Kevin Stephen Toner (born 18 July 1996) is an Irish professional footballer who plays as a centre-back for Spanish Segunda Federación club Minera. Although he plays as a centre-back usually, Toner has also played at left-back. Toner is a product of the Aston Villa academy, having been signed as youngster from Home Farm. He spent time on loan from Aston Villa at Kidderminster Harriers, Walsall, Bradford City and Stevenage. He left Villa in 2018, spending two years with St Patrick's Athletic in the League of Ireland Premier Division. He then moved to Spain in 2020, spending four years with La Nucía and a season with Orihuela before moving to Minera in 2025.

==Club career==

===Aston Villa===
Toner joined the Aston Villa academy in 2012 from Home Farm having earlier played for his hometown club Ashbourne United. Having progressed through the academy and the development squad, where he was captain, Toner signed a contract with the club in July 2015, ending all the transfer speculation.
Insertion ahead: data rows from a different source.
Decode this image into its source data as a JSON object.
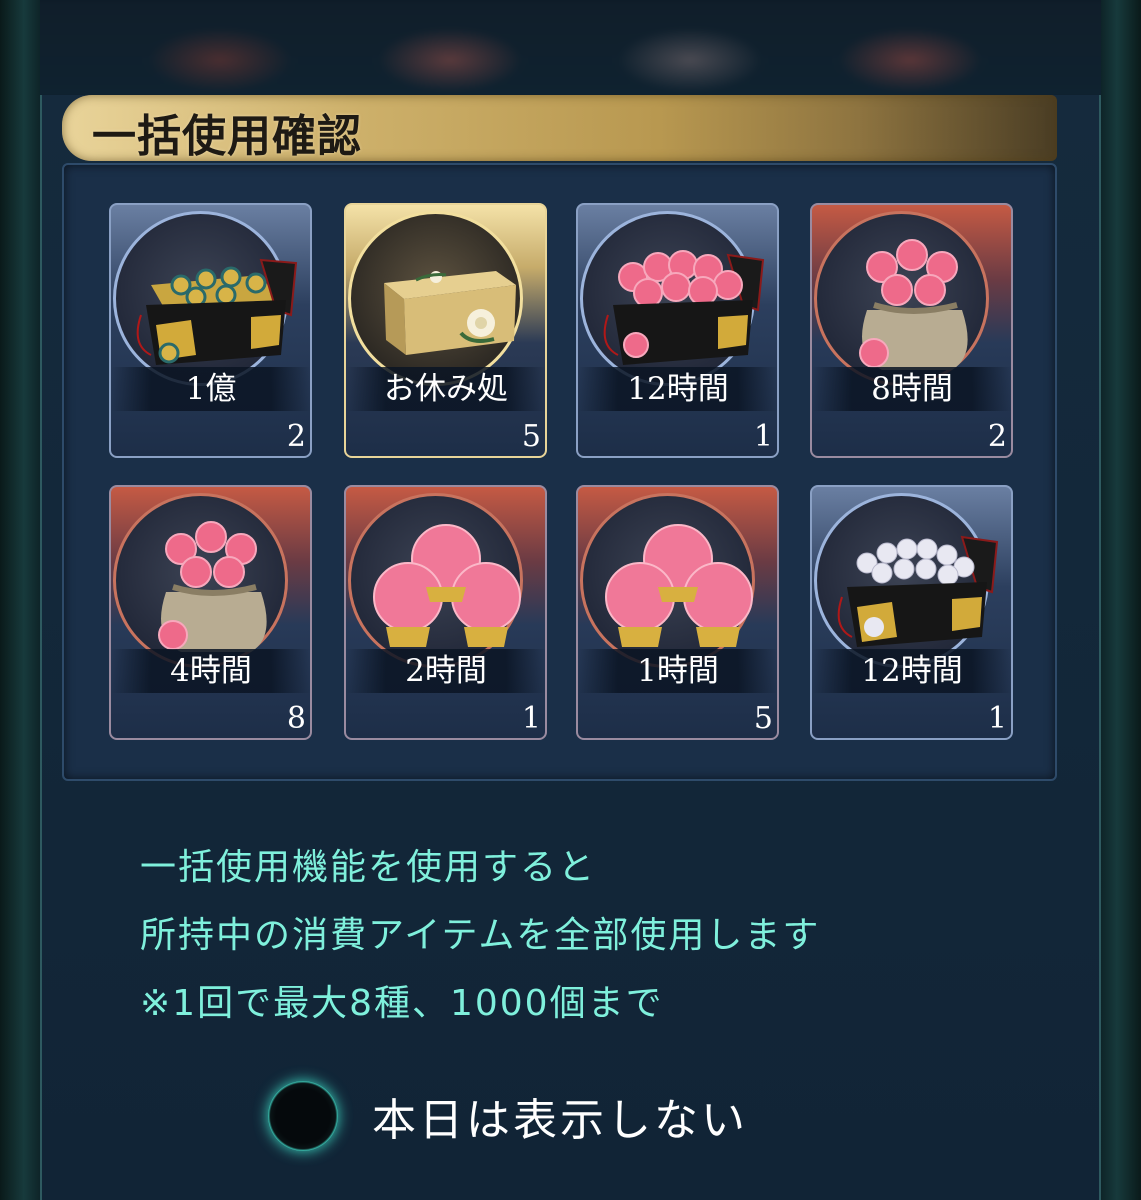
{
  "dialog": {
    "title": "一括使用確認"
  },
  "items": [
    {
      "label": "1億",
      "count": "2",
      "frame": "blue",
      "icon": "coin-chest-icon"
    },
    {
      "label": "お休み処",
      "count": "5",
      "frame": "gold",
      "icon": "golden-box-icon"
    },
    {
      "label": "12時間",
      "count": "1",
      "frame": "blue",
      "icon": "peach-chest-icon"
    },
    {
      "label": "8時間",
      "count": "2",
      "frame": "red",
      "icon": "peach-bag-icon"
    },
    {
      "label": "4時間",
      "count": "8",
      "frame": "red",
      "icon": "peach-bag-icon"
    },
    {
      "label": "2時間",
      "count": "1",
      "frame": "red",
      "icon": "peach-orbs-icon"
    },
    {
      "label": "1時間",
      "count": "5",
      "frame": "red",
      "icon": "peach-orbs-icon"
    },
    {
      "label": "12時間",
      "count": "1",
      "frame": "blue",
      "icon": "pearl-chest-icon"
    }
  ],
  "info": {
    "line1": "一括使用機能を使用すると",
    "line2": "所持中の消費アイテムを全部使用します",
    "line3": "※1回で最大8種、1000個まで"
  },
  "option": {
    "label": "本日は表示しない"
  },
  "colors": {
    "info_text": "#7ff0dc",
    "title_gold": "#cdb06a",
    "panel": "#1a2f48"
  }
}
On 23 April 2016, Toner made his senior début for already-relegated Aston Villa, coming on as a second-half substitute for Micah Richards in a Premier League match against Southampton. He made his first start for the Villans a week later in a 3–2 defeat to Watford. The club's caretaker Eric Black described his performance as "outstanding and deserves enormous credit, as he kept his head held high and he has performed at Premier League level."

====Loan Spells====
=====Kidderminster Harriers=====
On 18 September 2015, Toner was loaned to Kidderminster Harriers of the National League for one month. He made his senior debut the next day in a 2–0 loss to Lincoln City at Aggborough. Toner quickly established himself in the left-back position, making a total of six games (all starts) for the Worcestershire club before returning to his parent club in mid-October after suffering an injury. Following his loan spell at Kidderminster Harriers came to an end, Toner later paid tribute to the club, saying: "It was good. It was just different. It was nice to be out playing men's football and seeing what it was all about. It's all about getting points on the board and not so much just playing football – you have to make sure you win. That's the main part at the end of it all. But it was good to just go out and see. It's a lot more physical so you have to be able to step and show you're not just a kid – you're there as a man as well."

=====Walsall=====
On 26 August 2016, Toner signed a new two-year deal with the club, and immediately joined League One side Walsall on loan until January 2017. He made his Walsall debut the next day, starting the whole game, in a 3–3 draw against Bury. Since making his debut for the club, Toner quickly established himself in the starting eleven, playing in the centre-back position and was praised by his teammate, James O'Connor for his performance. This lasted until he was replaced by Matt Preston. As a result, his loan spell was not renewed and returned to his parent club.

=====Bradford City=====
Several weeks after leaving Walsall, Toner signed on loan for Bradford City on transfer deadline day, 31 January 2017, alongside Charlie Wyke, Jacob Hanson and Matt Penney. However, he appeared on the substitute bench in number of games, having behind a third-choice centre-back position behind Rory McArdle and Romain Vincelot. It wasn't until on 26 March 2017 when he scored on his debut for the club, in a 3–2 loss against Scunthorpe United. Toner made another appearance for the club in the last game of the season, playing in the left-back position, in a 1–1 draw against Rochdale. At the end of the 2016–17 season, he returned to his parent club.

=====Stevenage=====
On 24 August 2017, Toner signed for Stevenage on a season-long loan. Two days later, he made his Stevenage debut, coming on as a second-half substitute, in a 1–0 win over Barnet. He then made his first start on 29 August 2017, playing 90 minutes, in a 6–2 loss against Oxford United in the EFL Trophy Group-Stage campaign. However, he struggled in the first team at Stevenage and appeared as an unused substitute. Toner was sent-off on 28 October 2017 against Yeovil Town, just 11 minutes after coming on as a substitute after half-time, in a 3–2 loss; in which he served a three match ban. By the time of his departure, Toner made nine appearances for the club.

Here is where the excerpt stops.